Près de trois semaines après le début d'un mouvement de contestation, Potosí, ville minière et touristique du sud de la Bolivie en proie à la pauvreté et à l'exclusion, s'enfonce dans une crise qui a eu des répercussions jusqu'au coeur de la capitale La Paz.

Potosí, avec ses 200 000 habitants, reste coupée du monde, des milliers de grévistes bloquant les routes et affectant ainsi la distribution de produits alimentaires à la population dans une des régions les plus pauvres de ce pays.

Le mouvement, auquel se sont joints des grévistes de la faim, s'est amplifié avec la multiplication de barrages, dont celui sur la voie ferrée reliant Uyuni à Oruro, deux villes importantes du sud de la Bolivie.

Les dirigeants du Comité civil de Potosí (Comcipo) à l'origine du mouvement sont depuis deux semaines à La Paz dans l'espoir de parler au président socialiste Evo Morales, qui a refusé jusqu'à présent de les recevoir.

Une première réunion entre trois ministres et 52 délégués de la société civile de Potosí a eu lieu samedi au ministère de l'Intérieur à La Paz, selon le ministre Carlos Romero. «Pour commencer, nous avons une liste de 26 points que nous avons identifiés», a indiqué le ministre de la présidence Juan Ramon Quintana.
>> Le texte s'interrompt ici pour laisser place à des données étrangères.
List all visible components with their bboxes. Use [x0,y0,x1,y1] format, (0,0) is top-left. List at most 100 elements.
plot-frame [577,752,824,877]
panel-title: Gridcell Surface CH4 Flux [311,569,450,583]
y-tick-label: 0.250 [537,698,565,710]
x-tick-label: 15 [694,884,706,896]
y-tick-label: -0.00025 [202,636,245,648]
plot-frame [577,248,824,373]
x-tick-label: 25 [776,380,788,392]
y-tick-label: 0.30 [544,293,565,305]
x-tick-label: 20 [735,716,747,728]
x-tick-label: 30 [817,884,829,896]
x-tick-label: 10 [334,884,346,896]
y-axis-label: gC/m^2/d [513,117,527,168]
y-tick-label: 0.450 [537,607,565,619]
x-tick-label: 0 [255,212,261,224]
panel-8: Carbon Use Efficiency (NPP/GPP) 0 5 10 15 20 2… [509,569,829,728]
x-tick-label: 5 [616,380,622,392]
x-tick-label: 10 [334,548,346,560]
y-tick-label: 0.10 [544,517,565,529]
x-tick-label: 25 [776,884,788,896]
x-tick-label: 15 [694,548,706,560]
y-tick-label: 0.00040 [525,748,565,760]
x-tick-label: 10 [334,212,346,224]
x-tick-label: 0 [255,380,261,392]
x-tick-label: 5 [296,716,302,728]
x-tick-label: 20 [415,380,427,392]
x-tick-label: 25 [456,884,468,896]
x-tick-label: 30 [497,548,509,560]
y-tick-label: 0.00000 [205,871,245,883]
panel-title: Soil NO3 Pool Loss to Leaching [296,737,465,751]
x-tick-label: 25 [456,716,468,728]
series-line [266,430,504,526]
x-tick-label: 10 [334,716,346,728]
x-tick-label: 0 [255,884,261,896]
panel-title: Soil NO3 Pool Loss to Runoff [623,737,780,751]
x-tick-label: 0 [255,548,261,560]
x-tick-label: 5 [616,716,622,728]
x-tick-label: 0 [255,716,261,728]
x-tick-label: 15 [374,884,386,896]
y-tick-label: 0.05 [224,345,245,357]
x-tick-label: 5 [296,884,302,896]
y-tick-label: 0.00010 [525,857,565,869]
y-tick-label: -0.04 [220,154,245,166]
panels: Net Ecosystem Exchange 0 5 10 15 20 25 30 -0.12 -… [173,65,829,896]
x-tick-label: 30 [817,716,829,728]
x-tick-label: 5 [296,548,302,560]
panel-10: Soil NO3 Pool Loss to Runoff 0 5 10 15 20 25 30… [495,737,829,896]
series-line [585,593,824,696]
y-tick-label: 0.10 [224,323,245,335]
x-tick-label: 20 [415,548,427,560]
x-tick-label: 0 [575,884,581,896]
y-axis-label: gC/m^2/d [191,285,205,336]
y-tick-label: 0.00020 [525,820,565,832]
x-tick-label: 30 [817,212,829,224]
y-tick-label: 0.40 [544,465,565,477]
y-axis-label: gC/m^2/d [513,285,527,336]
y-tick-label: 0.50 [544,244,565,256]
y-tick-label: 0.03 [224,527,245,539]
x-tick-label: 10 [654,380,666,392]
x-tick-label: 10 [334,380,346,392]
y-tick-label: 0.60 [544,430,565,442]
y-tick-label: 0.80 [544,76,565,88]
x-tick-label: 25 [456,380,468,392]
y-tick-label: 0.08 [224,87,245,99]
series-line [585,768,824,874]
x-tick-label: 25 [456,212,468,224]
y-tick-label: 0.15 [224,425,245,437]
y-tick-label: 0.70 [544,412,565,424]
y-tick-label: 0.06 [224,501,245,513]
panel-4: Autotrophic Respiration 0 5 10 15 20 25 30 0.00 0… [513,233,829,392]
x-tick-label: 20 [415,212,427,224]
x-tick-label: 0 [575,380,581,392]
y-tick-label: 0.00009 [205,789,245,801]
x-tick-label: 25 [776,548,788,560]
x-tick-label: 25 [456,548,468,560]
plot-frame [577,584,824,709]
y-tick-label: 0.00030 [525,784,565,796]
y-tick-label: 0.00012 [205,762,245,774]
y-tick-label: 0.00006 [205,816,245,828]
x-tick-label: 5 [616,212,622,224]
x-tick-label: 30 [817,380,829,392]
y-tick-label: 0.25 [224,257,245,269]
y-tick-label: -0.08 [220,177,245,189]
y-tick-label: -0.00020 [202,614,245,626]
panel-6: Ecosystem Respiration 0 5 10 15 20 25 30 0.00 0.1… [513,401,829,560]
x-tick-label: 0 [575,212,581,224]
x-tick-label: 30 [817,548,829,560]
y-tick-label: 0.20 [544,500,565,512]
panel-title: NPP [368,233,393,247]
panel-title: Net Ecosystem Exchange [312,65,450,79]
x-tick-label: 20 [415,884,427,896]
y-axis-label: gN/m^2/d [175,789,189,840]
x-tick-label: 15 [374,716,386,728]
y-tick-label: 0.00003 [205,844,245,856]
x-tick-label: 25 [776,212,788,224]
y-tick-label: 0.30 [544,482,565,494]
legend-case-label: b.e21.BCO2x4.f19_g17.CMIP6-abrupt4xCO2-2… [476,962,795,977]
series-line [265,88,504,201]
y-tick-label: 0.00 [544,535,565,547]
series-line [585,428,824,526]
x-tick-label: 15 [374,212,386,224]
Il s'agit de sujets concernant le gouvernement national, le pouvoir local à Potoso et dans d'autres municipalités, selon lui.

Cependant le leader de la Comcipo, Johnny Llally, a posé comme condition préalable à toute négociation la libération de quatre de la cinquantaine de manifestants arrêtés cette semaine, et notamment d'un journaliste.

Après l'échec en début de semaine de nouvelles tentatives de discussions, des centaines de mineurs originaires de Potosí armés de bâtons de dynamite ont semé la panique à La Paz, au cours de violents affrontements avec la police antiémeutes, qui a procédé à une cinquantaine d'arrestations.

Les explosions de dynamite ont causé de graves dommages à plusieurs locaux officiels, notamment à l'ambassade d'Allemagne.

Située à 4000 mètres d'altitude, Potosí, inscrite au patrimoine de l'humanité par l'UNESCO, a été au XVIe siècle le plus grand complexe industriel du monde grâce aux gisements d'argent et d'étain du Cerro Rico.

Les manifestants réclament notamment la construction d'une fabrique de ciment, des projets de restructuration de la mine de Cerro Rico, affectée par l'exploitation artisanale, la construction d'un aéroport international et d'hôpitaux spécialisés.

Selon le politologue Carlos Cordero, «le problème sous-jacent est en fait la lutte désespérée de la population de Potosí pour sortir de la pauvreté et de l'exclusion».

«Le pays a connu un boom économique ces dernières années», dit-il à l'AFP, «mais Potosí estime être passé à côté de cette prospérité».

Le président joue au foot

«Ce que nous demandons au président, c'est qu'au lieu de jouer au football, il dialogue avec le département de Potosí», a pour sa part lancé Johnny Llally.

Le président Morales, ancien leader syndical des producteurs de coca, garde en effet ses distances et n'hésite pas à jouer au football devant les caméras à l'occasion de ses déplacements à l'intérieur de la Bolivie.

«Il ne manquera pas de traîtres, mais les gens vont continuer à nous soutenir», a assuré M. Morales jeudi.

Auparavant, il avait insinué que «certains Chiliens» alimentaient le conflit dans le but de faire de l'ombre à la récente visite du pape François en Bolivie, qui a encouragé le dialogue entre La Paz et Santiago sur un différend maritime centenaire les opposant.

Le ministre des Mines, Cesar Navarro, a averti qu'après une grève prolongée, la Bolivie risquait de voir dans «quelques jours la compagnie minière Manquiri arrêter ses opérations à Potosí».

La grève a paralysé cette mine de Manquiri, filiale de la société américaine Coeur d'Alene Mines, et menace les activités du groupe San Cristobal, propriété de Sumitomo Metal, société japonaise de production de zinc et de nickel.

Le tourisme pourrait également souffrir de lourdes pertes en particulier dans le Salar d'Uyuni, vaste désert de sel situé sur les hauts plateaux de la région et haut lieu touristique.

En raison de la grève, des dizaines de visiteurs étrangers sont déjà restés bloqués plusieurs jours à Potosí avant d'être évacués.